If it works as intended, isn't it a solution to driver problem for PP triode output stage? Like 2A3 PP driven by 6SL7 without loss of bandwidth. Or it is too good to be true?
No worries getting bandwidth with one of those. You can get bandwidth higher than the output transformer will go...
Don't forget to put a proper CCS in the cathode circuit of whatever tube you ultimately use. Otherwise differential performance will suffer. A proper CCS will have two stages; a single stage will leave performance on the table.
is indeed a good driver for 2A3, but under many scenarios an additional voltage amplification stage may be necessary in front of 6SN7. If 6SL7 can be used instead, this additional stage can be dispensed with. Less is more, especially if you consider pain-in-the-butt stage coupling problems.
Even better to drive the 2A3 in a direct couple with a mu of 100 Tube. A 6SL7, (a) besides not having the higher mu, has (b) an inherent degrade in the solder connections of all the leads, going into the Octal socket's eight pins.
Nice to avoid (a) and (b) by using other NON-octal based tubes.

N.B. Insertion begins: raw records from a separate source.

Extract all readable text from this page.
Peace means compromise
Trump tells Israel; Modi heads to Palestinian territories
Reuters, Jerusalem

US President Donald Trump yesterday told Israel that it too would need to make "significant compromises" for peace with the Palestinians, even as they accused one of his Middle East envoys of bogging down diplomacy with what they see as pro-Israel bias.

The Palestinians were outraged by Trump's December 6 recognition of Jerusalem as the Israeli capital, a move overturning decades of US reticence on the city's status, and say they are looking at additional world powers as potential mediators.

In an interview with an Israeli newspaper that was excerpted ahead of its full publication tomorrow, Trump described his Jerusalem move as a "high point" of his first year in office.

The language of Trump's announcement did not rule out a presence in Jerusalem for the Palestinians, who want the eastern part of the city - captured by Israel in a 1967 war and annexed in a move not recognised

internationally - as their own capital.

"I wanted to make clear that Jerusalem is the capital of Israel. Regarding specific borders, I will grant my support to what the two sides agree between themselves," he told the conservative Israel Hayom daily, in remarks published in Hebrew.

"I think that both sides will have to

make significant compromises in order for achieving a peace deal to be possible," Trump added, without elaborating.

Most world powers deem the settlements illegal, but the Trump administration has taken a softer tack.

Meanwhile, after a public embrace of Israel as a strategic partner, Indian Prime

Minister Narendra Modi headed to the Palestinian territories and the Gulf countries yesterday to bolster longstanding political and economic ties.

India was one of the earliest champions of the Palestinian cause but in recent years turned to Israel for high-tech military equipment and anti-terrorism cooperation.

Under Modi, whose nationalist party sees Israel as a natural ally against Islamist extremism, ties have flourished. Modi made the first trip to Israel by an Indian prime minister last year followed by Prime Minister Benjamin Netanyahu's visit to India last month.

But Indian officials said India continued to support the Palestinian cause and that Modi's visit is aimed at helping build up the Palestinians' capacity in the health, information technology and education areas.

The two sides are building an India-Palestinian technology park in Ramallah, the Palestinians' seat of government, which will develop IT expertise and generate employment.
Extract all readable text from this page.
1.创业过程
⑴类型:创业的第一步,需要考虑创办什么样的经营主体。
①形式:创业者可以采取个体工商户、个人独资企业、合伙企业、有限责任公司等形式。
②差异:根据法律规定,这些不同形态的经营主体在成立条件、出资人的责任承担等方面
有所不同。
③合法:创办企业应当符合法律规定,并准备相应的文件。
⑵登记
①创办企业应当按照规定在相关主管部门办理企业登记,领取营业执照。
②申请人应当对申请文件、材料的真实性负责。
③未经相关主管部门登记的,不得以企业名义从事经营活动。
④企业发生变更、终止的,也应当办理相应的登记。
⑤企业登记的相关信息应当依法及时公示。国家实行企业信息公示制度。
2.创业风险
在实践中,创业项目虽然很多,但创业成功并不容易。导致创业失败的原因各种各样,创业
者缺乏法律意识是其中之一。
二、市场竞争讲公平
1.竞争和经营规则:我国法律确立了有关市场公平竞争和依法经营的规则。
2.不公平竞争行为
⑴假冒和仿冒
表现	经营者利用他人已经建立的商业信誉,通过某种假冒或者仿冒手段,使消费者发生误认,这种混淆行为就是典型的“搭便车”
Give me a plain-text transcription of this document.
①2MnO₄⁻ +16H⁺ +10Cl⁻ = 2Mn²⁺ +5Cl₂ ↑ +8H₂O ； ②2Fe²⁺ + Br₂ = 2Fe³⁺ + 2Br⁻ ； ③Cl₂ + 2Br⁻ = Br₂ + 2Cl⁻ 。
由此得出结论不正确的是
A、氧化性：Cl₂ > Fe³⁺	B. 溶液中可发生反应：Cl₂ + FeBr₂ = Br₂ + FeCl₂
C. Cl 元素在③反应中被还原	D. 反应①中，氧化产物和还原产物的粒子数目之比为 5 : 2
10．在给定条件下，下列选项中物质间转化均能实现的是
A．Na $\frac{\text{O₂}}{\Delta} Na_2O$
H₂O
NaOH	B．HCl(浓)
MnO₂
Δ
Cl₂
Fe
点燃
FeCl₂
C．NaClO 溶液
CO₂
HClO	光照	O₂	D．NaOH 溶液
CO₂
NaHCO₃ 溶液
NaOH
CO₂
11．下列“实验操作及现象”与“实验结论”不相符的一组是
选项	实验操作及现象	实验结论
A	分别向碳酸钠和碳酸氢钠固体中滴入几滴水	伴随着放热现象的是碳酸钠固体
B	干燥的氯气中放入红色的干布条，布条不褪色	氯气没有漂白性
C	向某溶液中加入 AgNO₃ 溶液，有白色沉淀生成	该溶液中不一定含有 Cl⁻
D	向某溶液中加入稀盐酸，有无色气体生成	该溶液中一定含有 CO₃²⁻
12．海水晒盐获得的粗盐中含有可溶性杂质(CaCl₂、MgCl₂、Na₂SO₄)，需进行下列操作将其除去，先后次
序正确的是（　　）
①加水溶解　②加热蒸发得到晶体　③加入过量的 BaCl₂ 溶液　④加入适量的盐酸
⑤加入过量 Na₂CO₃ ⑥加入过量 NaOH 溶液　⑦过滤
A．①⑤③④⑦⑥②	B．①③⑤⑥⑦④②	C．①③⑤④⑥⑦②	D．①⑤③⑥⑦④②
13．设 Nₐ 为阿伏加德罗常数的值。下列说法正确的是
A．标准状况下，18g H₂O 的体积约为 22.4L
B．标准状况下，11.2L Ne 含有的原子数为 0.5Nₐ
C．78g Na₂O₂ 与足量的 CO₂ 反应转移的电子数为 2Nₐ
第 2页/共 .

Listening-wise, the mu of 70 6SL7 won't be quite as much fun to hear, as it will fail to have the subjective positive qualities of a mu of 100 driver, particularly at low to medium listening volumes.
None of the available driver tube choices are perfect, but the 6SL7 is less perfect, more compromised from the start, than other tubes one can choose.
Perhaps I am stating the obvious but :
What about the inherent degrade in the solder connections of all the leads, going into the 2A3 socket's four pins ?
"Perhaps I am stating the obvious but :
What about the inherent degrade in the solder connections of all the leads, going into the 2A3 socket's four pins ?"
Indeed, a very good question. I didn't understand his response, which was "The simple answer is : there are NO pin alternatives to the 2A3 pin arrangement." I don't think it adequately addressed your question, though.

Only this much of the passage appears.